The next section deals with a potential change of the company's name. If there is a decision to change the name, it is clearly stated in this section. This can be important for rebranding purposes or to reflect a change in the company's focus.
If there is a need to alter the memorandum of association, the document provides a section for this purpose. It states that the existing sub-clause will be deleted and replaced with a new statement of objects. This ensures that the company's objectives are accurately reflected in its memorandum of association.
Similarly, if there is a need to change the articles of association, the document provides a section for this purpose. It states that the new regulations, attached to the written resolution, will replace the existing articles of association. This ensures that the company's internal rules and regulations are up to date.
The document also addresses the allotment of securities. It grants the directors the authority to allot relevant securities up to a certain nominal amount for a specified period. This ensures that the company has the flexibility to issue securities when needed.
Finally, the document includes provisions for signatures and communication with the company's auditors. It provides spaces for the sole member or members to sign and date the document. If there is an auditor appointed, a copy of the resolution is sent to them, and their confirmation of receipt is included.
In summary, the 'Written Resolutions of Sole Member / Members / Shareholders' document is a comprehensive record of the resolutions agreed upon by the sole member or members of a company. It covers important aspects such as authorized capital, company name change, alteration of memorandum and articles of association, allotment of securities, and communication with auditors.

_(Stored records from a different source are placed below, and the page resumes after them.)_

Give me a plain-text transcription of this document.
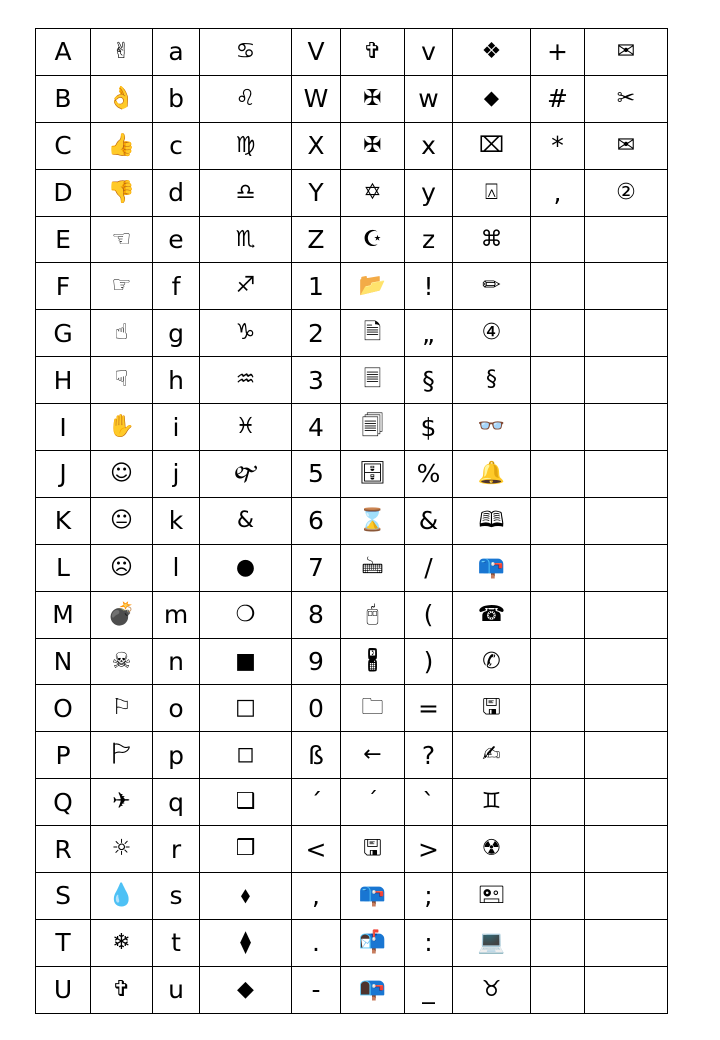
A	✌	a	♋	V	✞	v	❖	+	✉
B	👌	b	♌	W	✠	w	⬥	#	✂
C	👍	c	♍	X	✠	x	⌧	*	✉
D	👎	d	♎	Y	✡	y	⍓	,	②
E	☜	e	♏	Z	☪	z	⌘		
F	☞	f	♐	1	📂	!	✏		
G	☝	g	♑	2	🗎	„	④		
H	☟	h	♒	3	🗏	§	§		
I	✋	i	♓	4	🗐	$	👓		
J	☺	j	🙰	5	🗄	%	🔔		
K	😐	k	&	6	⌛	&	🕮		
L	☹	l	●	7	🖮	/	📪		
M	💣	m	❍	8	🖰	(	☎		
N	☠	n	■	9	🖁	)	✆		
O	⚐	o	□	0	🗀	=	🖫		
P	🏱	p	◻	ß	←	?	✍		
Q	✈	q	❑	´	ˊ	`	♊		
R	☼	r	❒	<	🖫	>	☢		
S	💧	s	⬧	,	📪	;	🖭		
T	❄	t	⧫	.	📬	:	💻		
U	✞	u	◆	-	📭	_	♉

1. Determine the need for resolutions: Assess whether there is a need for resolutions regarding authorized capital, company name change, alteration of memorandum or articles of association, or allotment of securities.
2. Prepare the document: Fill in the relevant sections of the document based on the decisions made. Provide accurate and detailed information to ensure clarity.
3. Obtain signatures: If the document is for a sole member, ensure that the sole member signs and dates the document. If there are multiple members, provide enough signing spaces for each member to sign and date.
4. Communicate with auditors (if applicable): If there is an auditor appointed, send a copy of the resolution to them. Obtain their confirmation of receipt.
5. Store the document: Keep a copy of the document in a secure location for future reference and compliance purposes.
Note: It is important to consult legal and financial professionals when preparing and executing resolutions to ensure compliance with applicable laws and regulations.